La ville réclame la somme totale de 2 457 721,91 euros au titre des préjudices qu’elle estime avoir subis à raison des délits commis à l’occasion des manifestations, la métropole demandant en ce qui la concerne une somme de 1 622 714,08 euros.

La préméditation n’exclut pas la responsabilité sans faute de l’Etat

Le tribunal administratif de Toulouse considère que le critère de la préméditation ne permet pas, à lui seul, d’écarter l’engagement de la responsabilité de l’État : celle-ci doit être retenue si le délit s’est produit dans le prolongement immédiat de la manifestation et est le fait de personnes ayant participé à ce rassemblement.
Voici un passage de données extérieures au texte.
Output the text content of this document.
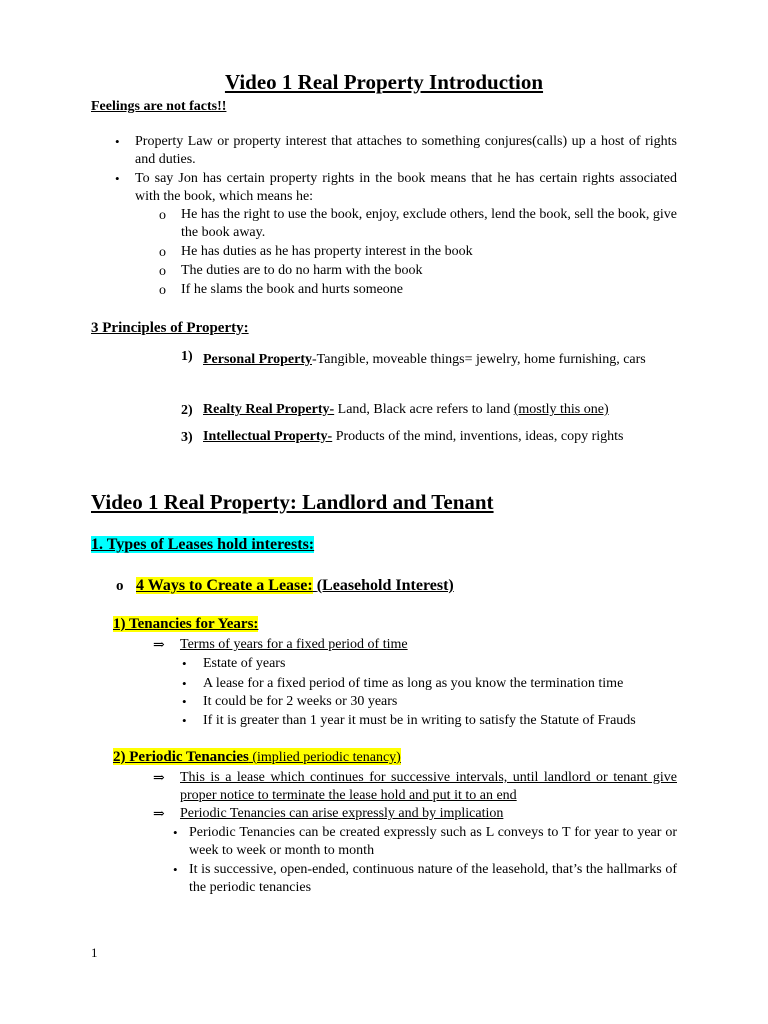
Video 1 Real Property Introduction
Feelings are not facts!!
• Property Law or property interest that attaches to something conjures(calls) up a host of rights and duties.
• To say Jon has certain property rights in the book means that he has certain rights associated with the book, which means he:
o He has the right to use the book, enjoy, exclude others, lend the book, sell the book, give the book away.
o He has duties as he has property interest in the book
o The duties are to do no harm with the book
o If he slams the book and hurts someone
3 Principles of Property:
1) Personal Property-Tangible, moveable things= jewelry, home furnishing, cars
2) Realty Real Property- Land, Black acre refers to land (mostly this one)
3) Intellectual Property- Products of the mind, inventions, ideas, copy rights
Video 1 Real Property: Landlord and Tenant
1. Types of Leases hold interests:
o 4 Ways to Create a Lease: (Leasehold Interest)
1) Tenancies for Years:
⇒ Terms of years for a fixed period of time
• Estate of years
• A lease for a fixed period of time as long as you know the termination time
• It could be for 2 weeks or 30 years
• If it is greater than 1 year it must be in writing to satisfy the Statute of Frauds
2) Periodic Tenancies (implied periodic tenancy)
⇒ This is a lease which continues for successive intervals, until landlord or tenant give proper notice to terminate the lease hold and put it to an end
⇒ Periodic Tenancies can arise expressly and by implication
• Periodic Tenancies can be created expressly such as L conveys to T for year to year or week to week or month to month
• It is successive, open-ended, continuous nature of the leasehold, that’s the hallmarks of the periodic tenancies
1
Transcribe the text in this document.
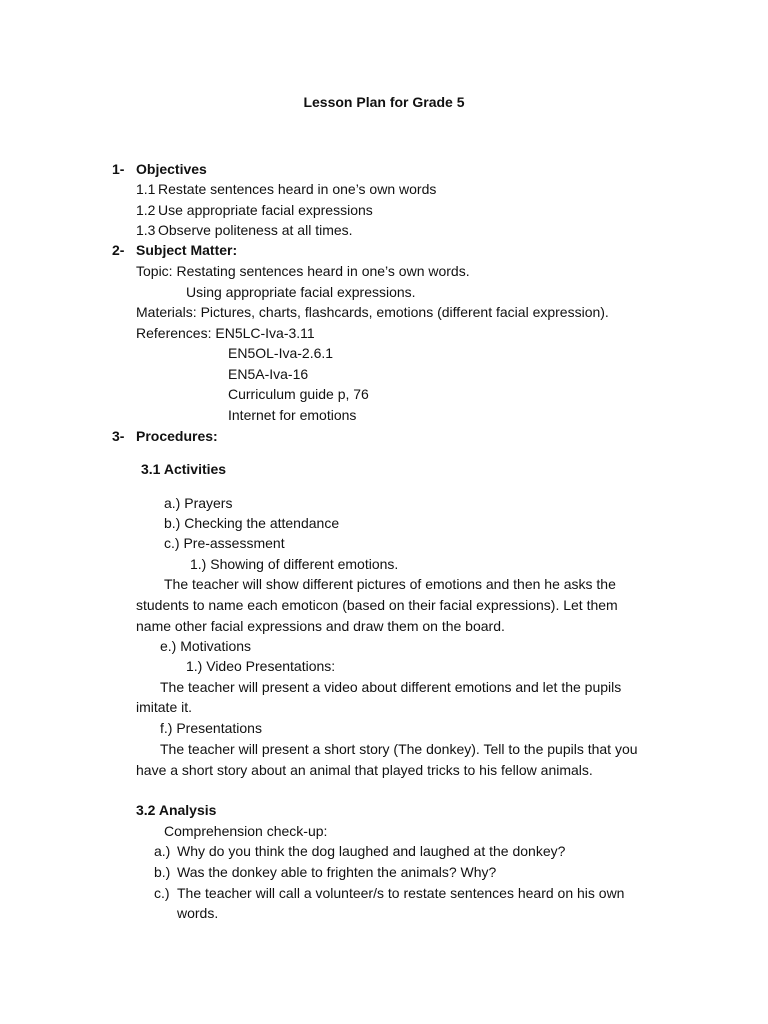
Lesson Plan for Grade 5
1- Objectives
1.1 Restate sentences heard in one’s own words
1.2 Use appropriate facial expressions
1.3 Observe politeness at all times.
2- Subject Matter:
Topic: Restating sentences heard in one’s own words.
Using appropriate facial expressions.
Materials: Pictures, charts, flashcards, emotions (different facial expression).
References: EN5LC-Iva-3.11
EN5OL-Iva-2.6.1
EN5A-Iva-16
Curriculum guide p, 76
Internet for emotions
3- Procedures:
3.1 Activities
a.) Prayers
b.) Checking the attendance
c.) Pre-assessment
1.) Showing of different emotions.
The teacher will show different pictures of emotions and then he asks the
students to name each emoticon (based on their facial expressions). Let them
name other facial expressions and draw them on the board.
e.) Motivations
1.) Video Presentations:
The teacher will present a video about different emotions and let the pupils
imitate it.
f.) Presentations
The teacher will present a short story (The donkey). Tell to the pupils that you
have a short story about an animal that played tricks to his fellow animals.
3.2 Analysis
Comprehension check-up:
a.) Why do you think the dog laughed and laughed at the donkey?
b.) Was the donkey able to frighten the animals? Why?
c.) The teacher will call a volunteer/s to restate sentences heard on his own
words.
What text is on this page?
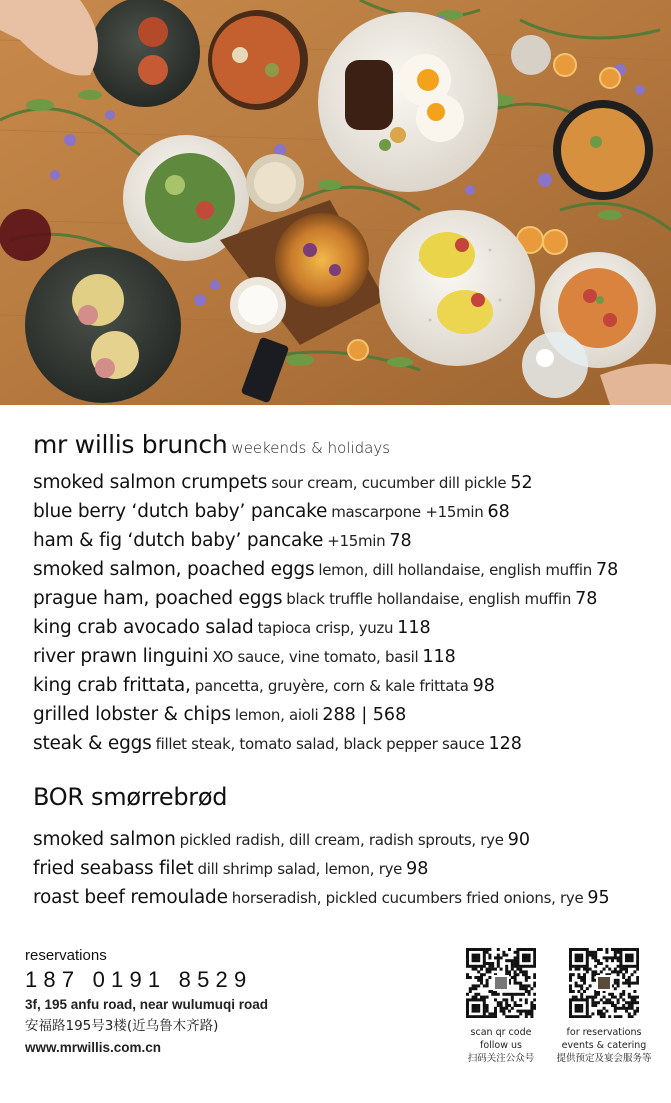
mr willis brunch weekends & holidays
smoked salmon crumpets sour cream, cucumber dill pickle 52
blue berry ‘dutch baby’ pancake mascarpone +15min 68
ham & fig ‘dutch baby’ pancake +15min 78
smoked salmon, poached eggs lemon, dill hollandaise, english muffin 78
prague ham, poached eggs black truffle hollandaise, english muffin 78
king crab avocado salad tapioca crisp, yuzu 118
river prawn linguini XO sauce, vine tomato, basil 118
king crab frittata, pancetta, gruyère, corn & kale frittata 98
grilled lobster & chips lemon, aioli 288 | 568
steak & eggs fillet steak, tomato salad, black pepper sauce 128
BOR smørrebrød
smoked salmon pickled radish, dill cream, radish sprouts, rye 90
fried seabass filet dill shrimp salad, lemon, rye 98
roast beef remoulade horseradish, pickled cucumbers fried onions, rye 95
reservations
187 0191 8529
3f, 195 anfu road, near wulumuqi road
安福路195号3楼(近乌鲁木齐路)
www.mrwillis.com.cn
scan qr code
follow us
扫码关注公众号
for reservations
events & catering
提供预定及宴会服务等
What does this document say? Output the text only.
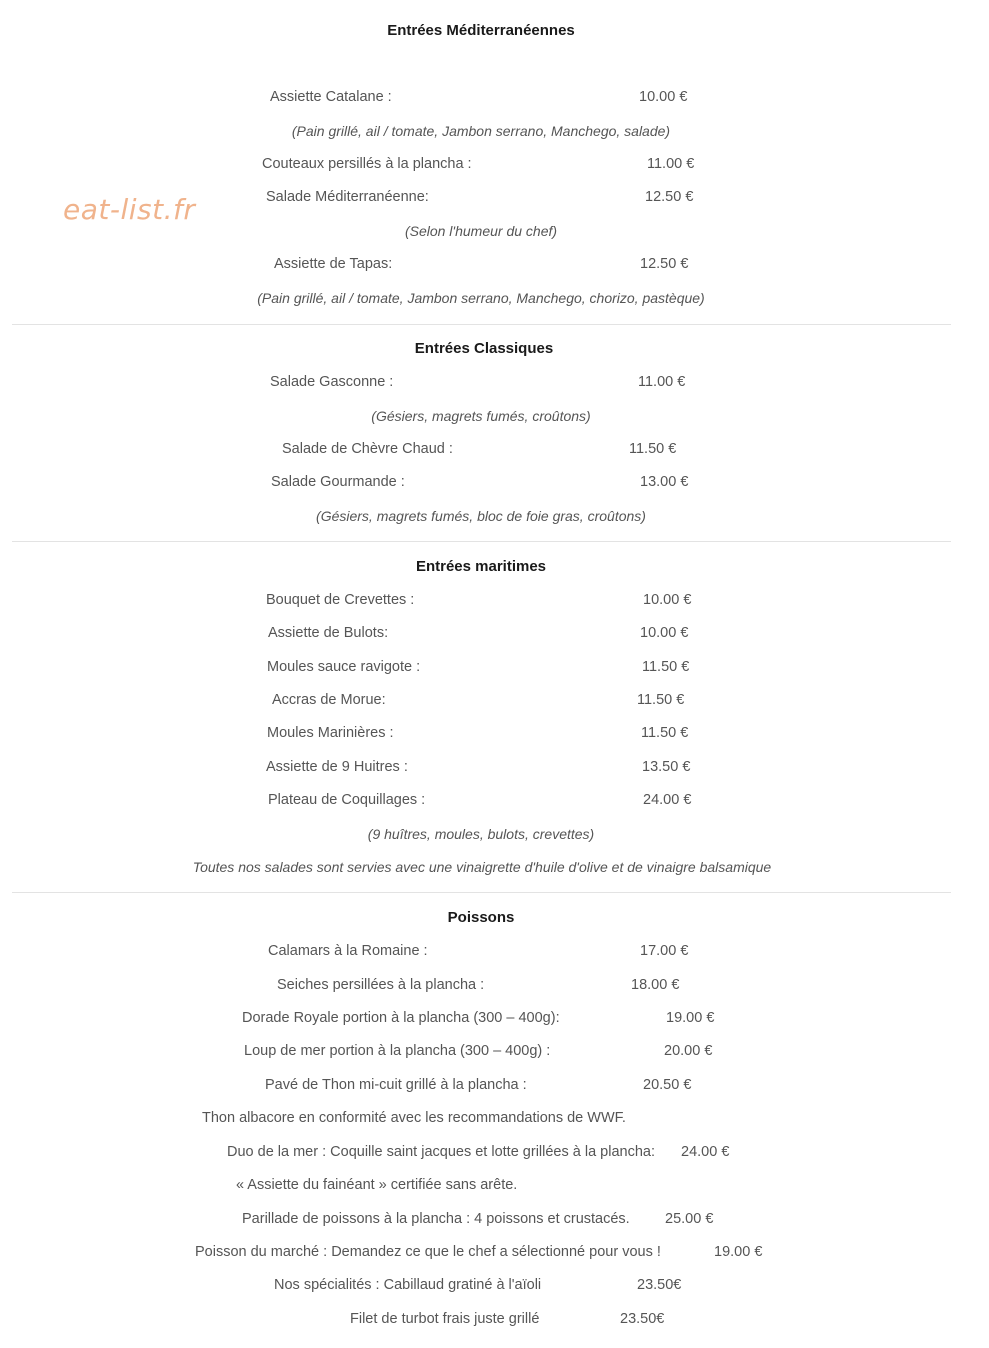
eat-list.fr
Entrées Méditerranéennes
Assiette Catalane :	10.00 €
(Pain grillé, ail / tomate, Jambon serrano, Manchego, salade)
Couteaux persillés à la plancha :	11.00 €
Salade Méditerranéenne:	12.50 €
(Selon l'humeur du chef)
Assiette de Tapas:	12.50 €
(Pain grillé, ail / tomate, Jambon serrano, Manchego, chorizo, pastèque)
Entrées Classiques
Salade Gasconne :	11.00 €
(Gésiers, magrets fumés, croûtons)
Salade de Chèvre Chaud :	11.50 €
Salade Gourmande :	13.00 €
(Gésiers, magrets fumés, bloc de foie gras, croûtons)
Entrées maritimes
Bouquet de Crevettes :	10.00 €
Assiette de Bulots:	10.00 €
Moules sauce ravigote :	11.50 €
Accras de Morue:	11.50 €
Moules Marinières :	11.50 €
Assiette de 9 Huitres :	13.50 €
Plateau de Coquillages :	24.00 €
(9 huîtres, moules, bulots, crevettes)
Toutes nos salades sont servies avec une vinaigrette d'huile d'olive et de vinaigre balsamique
Poissons
Calamars à la Romaine :	17.00 €
Seiches persillées à la plancha :	18.00 €
Dorade Royale portion à la plancha (300 – 400g):	19.00 €
Loup de mer portion à la plancha (300 – 400g) :	20.00 €
Pavé de Thon mi-cuit grillé à la plancha :	20.50 €
Thon albacore en conformité avec les recommandations de WWF.
Duo de la mer : Coquille saint jacques et lotte grillées à la plancha: 24.00 €
« Assiette du fainéant » certifiée sans arête.
Parillade de poissons à la plancha : 4 poissons et crustacés. 25.00 €
Poisson du marché : Demandez ce que le chef a sélectionné pour vous !	19.00 €
Nos spécialités : Cabillaud gratiné à l'aïoli	23.50€
Filet de turbot frais juste grillé	23.50€
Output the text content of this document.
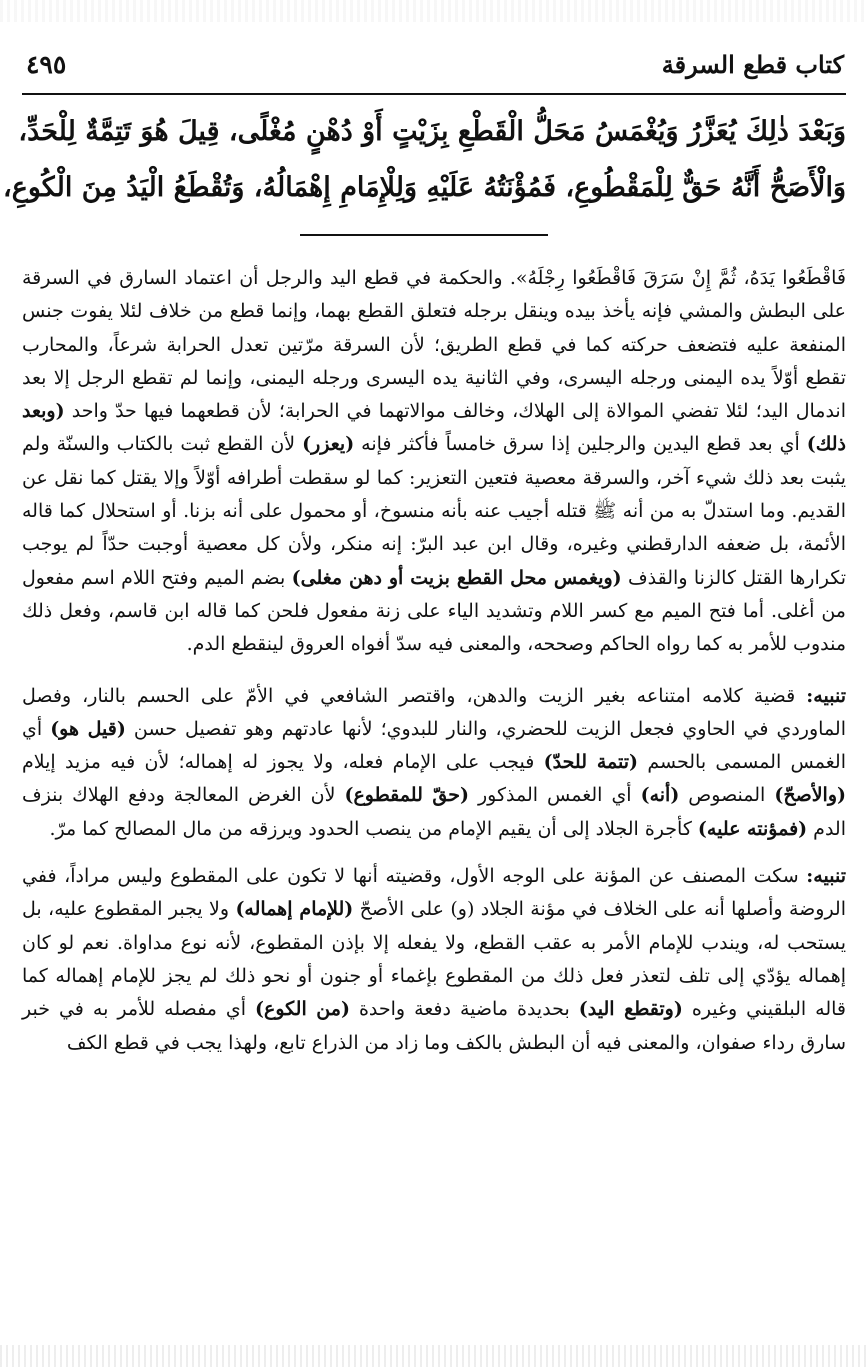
كتاب قطع السرقة
٤٩٥

وَبَعْدَ ذٰلِكَ يُعَزَّرُ وَيُغْمَسُ مَحَلُّ الْقَطْعِ بِزَيْتٍ أَوْ دُهْنٍ مُغْلًى، قِيلَ هُوَ تَتِمَّةٌ لِلْحَدِّ،

وَالْأَصَحُّ أَنَّهُ حَقٌّ لِلْمَقْطُوعِ، فَمُؤْنَتُهُ عَلَيْهِ وَلِلْإِمَامِ إِهْمَالُهُ، وَتُقْطَعُ الْيَدُ مِنَ الْكُوعِ،

فَاقْطَعُوا يَدَهُ، ثُمَّ إِنْ سَرَقَ فَاقْطَعُوا رِجْلَهُ». والحكمة في قطع اليد والرجل أن اعتماد السارق في السرقة على البطش والمشي فإنه يأخذ بيده وينقل برجله فتعلق القطع بهما، وإنما قطع من خلاف لئلا يفوت جنس المنفعة عليه فتضعف حركته كما في قطع الطريق؛ لأن السرقة مرّتين تعدل الحرابة شرعاً، والمحارب تقطع أوّلاً يده اليمنى ورجله اليسرى، وفي الثانية يده اليسرى ورجله اليمنى، وإنما لم تقطع الرجل إلا بعد اندمال اليد؛ لئلا تفضي الموالاة إلى الهلاك، وخالف موالاتهما في الحرابة؛ لأن قطعهما فيها حدّ واحد (وبعد ذلك) أي بعد قطع اليدين والرجلين إذا سرق خامساً فأكثر فإنه (يعزر) لأن القطع ثبت بالكتاب والسنّة ولم يثبت بعد ذلك شيء آخر، والسرقة معصية فتعين التعزير: كما لو سقطت أطرافه أوّلاً وإلا يقتل كما نقل عن القديم. وما استدلّ به من أنه ﷺ قتله أجيب عنه بأنه منسوخ، أو محمول على أنه بزنا. أو استحلال كما قاله الأئمة، بل ضعفه الدارقطني وغيره، وقال ابن عبد البرّ: إنه منكر، ولأن كل معصية أوجبت حدّاً لم يوجب تكرارها القتل كالزنا والقذف (ويغمس محل القطع بزيت أو دهن مغلى) بضم الميم وفتح اللام اسم مفعول من أغلى. أما فتح الميم مع كسر اللام وتشديد الياء على زنة مفعول فلحن كما قاله ابن قاسم، وفعل ذلك مندوب للأمر به كما رواه الحاكم وصححه، والمعنى فيه سدّ أفواه العروق لينقطع الدم.

تنبيه: قضية كلامه امتناعه بغير الزيت والدهن، واقتصر الشافعي في الأمّ على الحسم بالنار، وفصل الماوردي في الحاوي فجعل الزيت للحضري، والنار للبدوي؛ لأنها عادتهم وهو تفصيل حسن (قيل هو) أي الغمس المسمى بالحسم (تتمة للحدّ) فيجب على الإمام فعله، ولا يجوز له إهماله؛ لأن فيه مزيد إيلام (والأصحّ) المنصوص (أنه) أي الغمس المذكور (حقّ للمقطوع) لأن الغرض المعالجة ودفع الهلاك بنزف الدم (فمؤنته عليه) كأجرة الجلاد إلى أن يقيم الإمام من ينصب الحدود ويرزقه من مال المصالح كما مرّ.

تنبيه: سكت المصنف عن المؤنة على الوجه الأول، وقضيته أنها لا تكون على المقطوع وليس مراداً، ففي الروضة وأصلها أنه على الخلاف في مؤنة الجلاد (و) على الأصحّ (للإمام إهماله) ولا يجبر المقطوع عليه، بل يستحب له، ويندب للإمام الأمر به عقب القطع، ولا يفعله إلا بإذن المقطوع، لأنه نوع مداواة. نعم لو كان إهماله يؤدّي إلى تلف لتعذر فعل ذلك من المقطوع بإغماء أو جنون أو نحو ذلك لم يجز للإمام إهماله كما قاله البلقيني وغيره (وتقطع اليد) بحديدة ماضية دفعة واحدة (من الكوع) أي مفصله للأمر به في خبر سارق رداء صفوان، والمعنى فيه أن البطش بالكف وما زاد من الذراع تابع، ولهذا يجب في قطع الكف
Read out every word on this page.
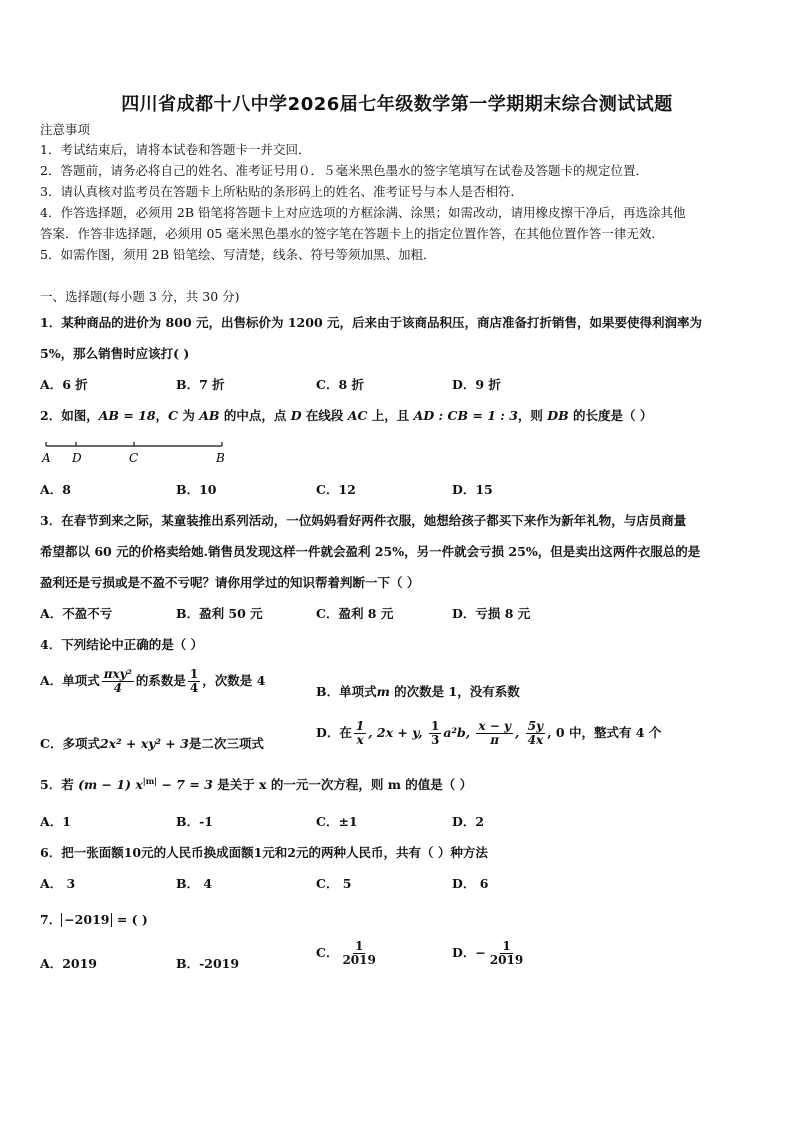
四川省成都十八中学2026届七年级数学第一学期期末综合测试试题
注意事项
1．考试结束后，请将本试卷和答题卡一并交回．
2．答题前，请务必将自己的姓名、准考证号用０．５毫米黑色墨水的签字笔填写在试卷及答题卡的规定位置．
3．请认真核对监考员在答题卡上所粘贴的条形码上的姓名、准考证号与本人是否相符．
4．作答选择题，必须用 2B 铅笔将答题卡上对应选项的方框涂满、涂黑；如需改动，请用橡皮擦干净后，再选涂其他
答案．作答非选择题，必须用 05 毫米黑色墨水的签字笔在答题卡上的指定位置作答，在其他位置作答一律无效．
5．如需作图，须用 2B 铅笔绘、写清楚，线条、符号等须加黑、加粗．
一、选择题(每小题 3 分，共 30 分)
1．某种商品的进价为 800 元，出售标价为 1200 元，后来由于该商品积压，商店准备打折销售，如果要使得利润率为
5%，那么销售时应该打( )
A．6 折	B．7 折	C．8 折	D．9 折
2．如图，AB = 18，C 为 AB 的中点，点 D 在线段 AC 上，且 AD : CB = 1 : 3，则 DB 的长度是（ ）
A D	C	B
A．8	B．10	C．12	D．15
3．在春节到来之际，某童装推出系列活动，一位妈妈看好两件衣服，她想给孩子都买下来作为新年礼物，与店员商量
希望都以 60 元的价格卖给她.销售员发现这样一件就会盈利 25%，另一件就会亏损 25%，但是卖出这两件衣服总的是
盈利还是亏损或是不盈不亏呢？请你用学过的知识帮着判断一下（ ）
A．不盈不亏	B．盈利 50 元	C．盈利 8 元	D．亏损 8 元
4．下列结论中正确的是（ ）
A．单项式 $\frac{\text{πxy²}}{4}$ 的系数是 $\frac{1}{4}$ ，次数是 4
B．单项式m 的次数是 1，没有系数
C．多项式2x² + xy² + 3是二次三项式
D．在 $\frac{1}{x}$ , 2x + y, $\frac{1}{3} a^2b$, $\frac{x - y}{\pi}$ , $\frac{5y}{4x}$ , 0 中，整式有 4 个
5．若 (m − 1) $x^{|m|} - 7 = 3$ 是关于 x 的一元一次方程，则 m 的值是（ ）
A．1	B．-1	C．±1	D．2
6．把一张面额10元的人民币换成面额1元和2元的两种人民币，共有（ ）种方法
A． 3	B． 4	C． 5	D． 6
7． −2019 = ( )
A．2019	B．-2019
C． $\frac{1}{2019}$	D．− $\frac{1}{2019}$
« Les dommages subis lors de ces journées de mobilisation et résultant de délits commis, à force ouverte ou par violence, sont susceptibles d’engager la responsabilité de l’Etat s’ils ont été commis dans le prolongement immédiat des manifestations et que leurs auteurs n’étaient pas animés de la seule intention de commettre un délit sans lien direct avec la manifestation. Contrairement à ce que fait valoir le préfet en défense, la circonstance que les actions violentes menées lors de ces journées de mobilisation aient pu être commises de manière préméditée et organisée, à l’appel de plusieurs initiateurs, notamment via les réseaux sociaux, et à l’aide d’armes par destination dont étaient munis certains manifestants, ne suffit pas, à elle-seule, à exclure la responsabilité sans faute de l’Etat en application de l’article L. 211-10 du code de la sécurité intérieure s’il est établi que les dommages résultent, de manière directe et certaine, de délits commis à force ouverte ou par violence dans le prolongement de la manifestation et ne sont pas le fait de groupes isolés, spécifiquement constitués et organisés dans l’unique objectif de commettre une action délictuelle, sans lien avec la manifestation. »

💥Le précédent des violences urbaines de 2005

Après les violences urbaines de 2005, plusieurs communes avaient également recherché la responsabilité sans faute de l’Etat. Seuls les dommages causés dans les heures qui avaient suivi l’annonce du décès accidentel des deux jeunes adolescents avaient été considérés comme résultant d’une action spontanée et susceptibles d’engager la responsabilité de l’Etat. Ainsi si le Conseil d’Etat avait retenu la responsabilité de l’Etat pour les dégradations commises à Clichy-sous-Bois sur la mairie, une école maternelle et un bâtiment municipal dans les heures qui ont suivi l’annonce du décès accidentel des deux jeunes adolescents, il l’avait en revanche écartée, pour les dommages causés dans la nuit du 28 au 29 octobre 2005, à la Maison des services publics de Montfermeil : "l’action à l’origine des dommages en cause, qui présentait un caractère prémédité et organisé, ne pouvait être regardée comme ayant été commise de manière spontanée" (Conseil d’État, 11 juillet 2011, N° 331669 et N° 331665).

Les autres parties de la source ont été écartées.